平和24年4月5日、極楽学園、2年目の入園式が来た。150名の新たな園児が入園した。

新たな園児は、0歳から17歳の各年代で構成されていた。

これで極楽学園は、総勢、285名になった。

ほとんどの園児が、両親も兄弟もなく、たよれる親戚はなく、または育児放棄されたまま、天涯孤独の身であった。

会場には、285名の学園生と多数の教師とスタッフで埋められていた。

乳幼児にはスタッフが付き添っていた。

壇上には、サン、ゲン、啓、幸が座っていた。

ゲンは、副園長の肩書になっていた。幸が園の理事長に、啓は園の副理事長になっていた。

4名とも、礼服を着ていた。

みなもと だい副園長からお話があります」

司会からゲンが紹介された。大きな拍手があった。


「ゴホン」

ゲンが演説台の所に来て咳払いをした。

原稿は持っていなかった。スピーチ用プロンプターに原稿が映し出されていた。

「皆さん、入園おめでとう。皆さんは、今日から、極楽学園の家族です。神武 あきら園長さんが、皆さんのお父様です。

神武 幸 理事長さんが、皆さんのお母様です。

今日からはもう何も心配する事はありません。誰からもいじめられることはありません。お父様が守ってくれます。お腹をすかせることもありません。お父様は、決してそうはさせません。破れた服や汚れた服を着ることもありません。自分のベッドでゆっくりと寝られます。やさしいお兄さんやお姉さんもいます。親切な先生やスタッフの方もいます。

お父様、お母様は、貴方達と共にあり、貴方達を見守っています。

貴方達は、立派に育ち、やがて学園の戦士になり、お父様、お母様を守ってください。そして学園家族を守ってください。

皆さん、入園おめでとう」


神武燦じんむあきら園長からお話があります」

続いて、サンが、登場した。会場を揺るがすような拍手が長時間続いた。

「極楽学園の園長の神武燦じんむあきらです。新しい学園生の皆さん、入園おめでとう。そして先輩の皆さん。新しい兄弟姉妹をやさしく受け入れてください」

会場から拍手が沸き起こった。

「私たちは、この世界に極楽を作る戦いを行います。皆さんは、楽しく立派に育ち、この戦列に加わってください。

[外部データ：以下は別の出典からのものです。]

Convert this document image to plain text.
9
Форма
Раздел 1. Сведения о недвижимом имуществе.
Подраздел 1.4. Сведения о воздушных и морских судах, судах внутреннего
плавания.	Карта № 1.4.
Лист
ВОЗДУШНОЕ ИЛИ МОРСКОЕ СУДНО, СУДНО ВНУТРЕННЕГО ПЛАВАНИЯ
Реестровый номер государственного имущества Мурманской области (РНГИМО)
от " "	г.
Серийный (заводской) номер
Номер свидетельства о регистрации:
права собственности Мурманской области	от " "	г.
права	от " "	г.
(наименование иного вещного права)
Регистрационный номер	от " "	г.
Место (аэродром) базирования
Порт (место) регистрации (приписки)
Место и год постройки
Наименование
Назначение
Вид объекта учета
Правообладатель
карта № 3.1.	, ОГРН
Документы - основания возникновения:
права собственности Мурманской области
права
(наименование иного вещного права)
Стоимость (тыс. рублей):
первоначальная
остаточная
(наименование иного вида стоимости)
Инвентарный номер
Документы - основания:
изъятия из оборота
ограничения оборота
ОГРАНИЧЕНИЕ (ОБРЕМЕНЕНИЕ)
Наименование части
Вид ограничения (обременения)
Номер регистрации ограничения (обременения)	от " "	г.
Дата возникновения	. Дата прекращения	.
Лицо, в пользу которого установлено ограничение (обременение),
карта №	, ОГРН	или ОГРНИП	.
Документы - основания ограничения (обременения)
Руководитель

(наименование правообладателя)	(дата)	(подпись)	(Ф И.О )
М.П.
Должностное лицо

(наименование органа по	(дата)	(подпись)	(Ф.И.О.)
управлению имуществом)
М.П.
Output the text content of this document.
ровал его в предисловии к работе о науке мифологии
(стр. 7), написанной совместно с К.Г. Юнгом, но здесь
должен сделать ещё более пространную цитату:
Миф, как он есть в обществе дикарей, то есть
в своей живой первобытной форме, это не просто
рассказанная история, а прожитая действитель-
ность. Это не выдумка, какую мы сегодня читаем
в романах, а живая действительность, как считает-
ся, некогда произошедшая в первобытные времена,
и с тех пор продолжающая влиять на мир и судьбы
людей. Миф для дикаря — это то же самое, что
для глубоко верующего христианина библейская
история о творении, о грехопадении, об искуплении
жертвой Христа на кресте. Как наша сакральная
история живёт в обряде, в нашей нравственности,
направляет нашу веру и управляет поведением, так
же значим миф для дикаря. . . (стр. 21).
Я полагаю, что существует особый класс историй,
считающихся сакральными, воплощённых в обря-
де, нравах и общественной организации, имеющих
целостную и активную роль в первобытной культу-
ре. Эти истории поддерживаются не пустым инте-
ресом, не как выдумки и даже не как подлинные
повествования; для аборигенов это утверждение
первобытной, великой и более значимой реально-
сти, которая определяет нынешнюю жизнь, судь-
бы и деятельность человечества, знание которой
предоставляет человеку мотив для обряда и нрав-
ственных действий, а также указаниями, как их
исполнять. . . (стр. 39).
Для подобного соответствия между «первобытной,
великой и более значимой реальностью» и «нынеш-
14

皆さんには、不幸にもご両親がいません。しかし悲しまないでください。私が貴方達の父親です。

神武 幸が、貴方達の母親です。

私にも両親がいません。孤児園で育ちました。皆さんの悲しみと不安は心の底からわかります。

でも、今日からは、誰もあなた達をいじめません。私とこの学園の兄弟が貴方たちを守ります。

そして私が貴方達の成長に必要なものを全て与えます。

皆さんは、極楽家族の一員として、立派に育ってください」

万雷の拍手が沸き起こった。


学園生には、一人ずつ、アウル(OWL、ふくろう)が与えられた。

アウルは、量子コンピュータのAIで一人一人をやさしくサポートした。

本人を見守り、相談にのり、励まし、教育する『世界ソフト』のAIキャラクターだった。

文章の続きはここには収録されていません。